Virgil also references Julius Caesar's claim to divine ancestry as a descendant of Venus and Anchises, supporting this claim in his text. In a speech by Jupiter, he references a "Trojan Caesar" as a descendant of Ascanius (by the name of Iulus) and therefore of Venus:"from this noble line shall be born the Trojan Caesar... a Julius, name descended from great lulus!"This text also reminds the audience of the bloodline shared between Aeneas and Augustus.

In Book VI, when Aeneas is in Elysium, his father describes descendants who will one day inherit their name. He describes Aeneas' children, followed by Romulus, then skips ahead to Augustus Caesar. This creates the illusion of a direct connection between Caesar and Romulus.

== Warning against Caesar's rule ==
Within the context of the Aeneid there are also warnings against the new political regime. Virgil questions whether the new political foundation promised by Caesar will actually be an escape from the repetitions of the civil war. Caesar claims that good repetition can replace the bad, but Virgil asks in his epic whether repetition can be a good thing at all. This is shown when Anchises misreads the oracle of Delos, leading to the failure of the settlement on Crete. This is intended to indicate how an obsession with the former Troy interferes with the goal of establishing a new one, thus representing the failure in a focus on the past.

When Anchises interprets the Delian oracle he states that the Trojan Ida got her name from the Cretan mountain. The repetition of "Idaeus/idaeumque" reflects their attempts to repeat the past by finding likeness in new land. This repetition suggests their desire for the familiar rather than willingness to confront something new. This is parallel to Caesar's claim of good repetition replacing the bad.

== Geopolitics ==
Virgil also wishes to express his concerns for the geopolitics of Rome. He does so by depicting a war against nature by Aeneas and his men. There are several examples of this, starting early in the epic when Aeneas has to kill seven stags, which is notable as one of the first events in the story.
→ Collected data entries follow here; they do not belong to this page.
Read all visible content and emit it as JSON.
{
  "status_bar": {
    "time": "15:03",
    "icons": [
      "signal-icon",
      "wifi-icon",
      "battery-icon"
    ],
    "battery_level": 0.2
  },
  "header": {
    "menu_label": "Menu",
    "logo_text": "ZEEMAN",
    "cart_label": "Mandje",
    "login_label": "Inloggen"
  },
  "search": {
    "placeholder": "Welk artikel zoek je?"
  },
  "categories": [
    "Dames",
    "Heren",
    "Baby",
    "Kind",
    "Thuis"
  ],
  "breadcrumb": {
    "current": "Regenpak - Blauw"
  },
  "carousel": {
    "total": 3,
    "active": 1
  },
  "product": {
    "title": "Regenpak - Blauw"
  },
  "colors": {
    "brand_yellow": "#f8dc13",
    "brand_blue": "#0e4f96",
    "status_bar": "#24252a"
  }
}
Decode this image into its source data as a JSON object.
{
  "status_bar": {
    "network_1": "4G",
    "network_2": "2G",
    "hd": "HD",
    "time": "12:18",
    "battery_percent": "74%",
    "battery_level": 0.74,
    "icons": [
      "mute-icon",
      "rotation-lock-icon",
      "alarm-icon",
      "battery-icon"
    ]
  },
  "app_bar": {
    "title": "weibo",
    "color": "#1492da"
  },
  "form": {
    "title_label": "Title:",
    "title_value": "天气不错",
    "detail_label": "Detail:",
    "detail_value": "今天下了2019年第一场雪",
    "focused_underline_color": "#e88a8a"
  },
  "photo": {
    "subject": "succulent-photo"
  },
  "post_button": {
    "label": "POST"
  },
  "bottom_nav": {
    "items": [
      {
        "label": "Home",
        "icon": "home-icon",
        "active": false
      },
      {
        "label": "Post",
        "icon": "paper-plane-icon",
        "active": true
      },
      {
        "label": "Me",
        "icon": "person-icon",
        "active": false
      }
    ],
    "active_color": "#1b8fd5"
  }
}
Other occurrences of Aeneas and his men waging war against nature include:

- After arriving in Thrace, Aeneas pulls out seven trees, first making the roots bleed, then eliciting a pitiful groan on the last pull.
- The Trojans come across goats and cattle which they kill not for sacrifice but as hunters.
- When the crew arrives in Cumae, they damage nature by taking prey and chopping down trees.
- In Book IX, the Trojans cut down the primeval forests in order to build the altar for Misenus' tomb.
- Tarchon establishes a view of nature as hostile and something to overcome by referring to the land as hostile in Book X.

Upon the first sight of Italy, Virgil repeatedly refers to the natural wealth of the land, writing about the great soil and the Tiber River. This is accompanied by much destruction of that land by the Trojans as depicted by the use of nature for strategy in Book XI, and the destruction of the trees by Aeneas and his men late in Book XII. In Virgil's most significant display of war against nature, the Trojans cut down a sacred olive tree in preparation of an open battlefield. This sacred tree represents a focus on preservation of nature, and is therefore in opposition to the political values of the contemporary Roman Empire. This violence opens a commentary on the establishment of the Empire based on destruction. It mirrors the chaos of the Italian countryside during Virgil's time. Through the events of the Aeneid, Virgil hopes to reveal the consequences of Aeneas' mission as the destruction of Italy's natural environment.